6,530 patients were admitted to hospitals with poisoning, and 459 deaths were reported. Cases reached a peak of hundreds per day in January, and had largely subsided by the beginning of March. The last admittance was on 27 March. Admissions represented every age and gender stratum, although those under the age of ten represented a third of admitted cases. This number is "certainly an underestimate", because of the availability of hospital treatment, hospital overcrowding and lack of faith in treatment. In the most severely affected areas, prevalence was 28% and mortality was 21% of the cases. Some Iraqi doctors believe both the number of cases and fatalities are at least ten times too low, with perhaps 100,000 cases of brain damage. One suggested reason for the vast discrepancy between reported and estimated numbers of deaths is the Iraqi custom, common to large parts of the Middle East, for a person to die at home when possible. Home deaths would not have been recorded.

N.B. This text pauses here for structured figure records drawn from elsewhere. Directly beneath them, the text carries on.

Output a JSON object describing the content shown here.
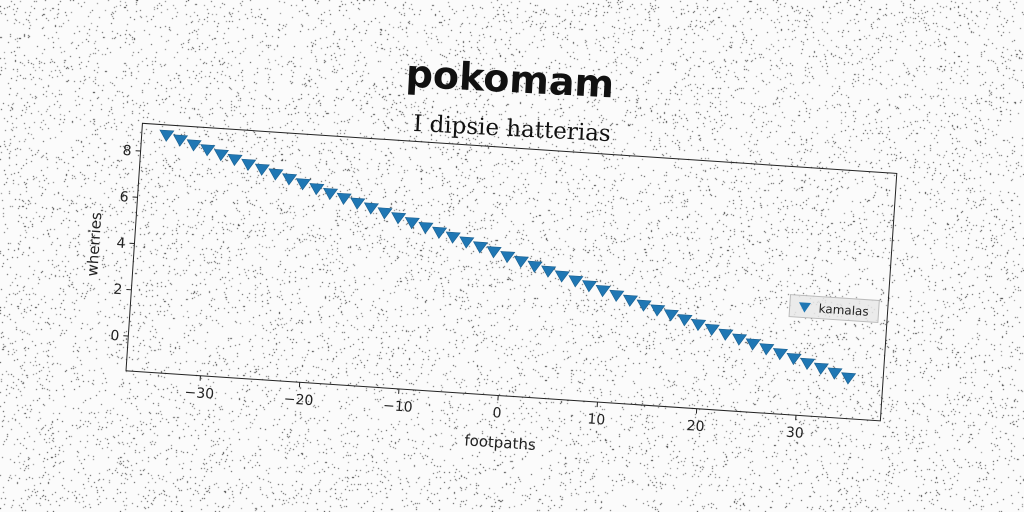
{
  "chart_data": {
    "type": "scatter",
    "title": "pokomam",
    "subtitle": "I dipsie hatterias",
    "xlabel": "footpaths",
    "ylabel": "wherries",
    "xlim": [
      -37.5,
      38.5
    ],
    "ylim": [
      -1.5,
      9.2
    ],
    "xticks": [
      -30,
      -20,
      -10,
      0,
      10,
      20,
      30
    ],
    "yticks": [
      0,
      2,
      4,
      6,
      8
    ],
    "legend_position": "center-right",
    "grid": false,
    "series": [
      {
        "name": "kamalas",
        "color": "#1f77b4",
        "marker": "triangle-down",
        "x": [
          -35,
          -33.6,
          -32.2,
          -30.8,
          -29.4,
          -28,
          -26.6,
          -25.2,
          -23.8,
          -22.4,
          -21,
          -19.6,
          -18.2,
          -16.8,
          -15.4,
          -14,
          -12.6,
          -11.2,
          -9.8,
          -8.4,
          -7,
          -5.6,
          -4.2,
          -2.8,
          -1.4,
          0,
          1.4,
          2.8,
          4.2,
          5.6,
          7,
          8.4,
          9.8,
          11.2,
          12.6,
          14,
          15.4,
          16.8,
          18.2,
          19.6,
          21,
          22.4,
          23.8,
          25.2,
          26.6,
          28,
          29.4,
          30.8,
          32.2,
          33.6,
          35
        ],
        "y": [
          8.78,
          8.61,
          8.44,
          8.27,
          8.1,
          7.93,
          7.76,
          7.59,
          7.42,
          7.25,
          7.08,
          6.91,
          6.74,
          6.57,
          6.4,
          6.23,
          6.06,
          5.89,
          5.72,
          5.55,
          5.38,
          5.21,
          5.04,
          4.87,
          4.7,
          4.53,
          4.36,
          4.19,
          4.02,
          3.85,
          3.68,
          3.51,
          3.34,
          3.17,
          3.0,
          2.83,
          2.66,
          2.49,
          2.32,
          2.15,
          1.98,
          1.81,
          1.64,
          1.47,
          1.3,
          1.13,
          0.96,
          0.79,
          0.62,
          0.45,
          0.28
        ]
      }
    ]
  }
}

A large number of patients with minor symptoms recovered completely; those with more serious symptoms improved. This was in contrast to expected outcomes, largely based on analysis of Minamata disease in Japan. In boys with mercury levels below clinical poisoning, a reduction in school performance was noted, although this correlation could not be confirmed. In infants, the mercury poisoning caused central nervous system damage. Relatively low doses caused slower development in children, and abnormal reflexes. Different treatments for mercury poisoning have since been developed, and "quiet baby syndrome", characterised by a baby who never cries, is now a recognised symptom of methylmercury-induced brain damage. Ongoing recommendations of the food regulation authorities have focused on consumption by pregnant women and infant children, noting the particular susceptibility of fetuses and infants to methylmercury poisoning. Data from Iraq have confirmed that methylmercury can pass to a child in utero, and mercury levels were equal to or higher in the newborn child than in the mother.

In 1974, a joint Food and Agriculture Organization (FAO) and World Health Organization (WHO) meeting made several recommendations to prevent a similar outbreak. These included stressing the importance of labelling bags in the local language and with locally understood warning symbols. The possibility of an additive creating a strong bitter taste was studied. The meeting urged governments to strictly regulate methyl- and ethylmercury use in their respective countries, including limiting use to where no other reasonable alternative was available. It also recommended the involvement of the FAO and WHO in assisting national governments in regulation and enforcement, and the setting up of national poison control centres. Over 9–13 November, a Conference on Intoxication due to Alkylmercury-Treated Seed was held in Baghdad. It supported the recommendations of the FAO/WHO report and suggested that local and national media should publicise outbreaks, including size and symptoms; it considered the distribution of this information crucial. It also laid out a general plan as to the collection of relevant information from the field and potential analysis for further investigation. It called on national governments to make use of WHO involvement whenever feasible, and absolved world governments in clear terms, saying that "No country should ever feel that any blame will attach to it for allowing an outbreak to occur".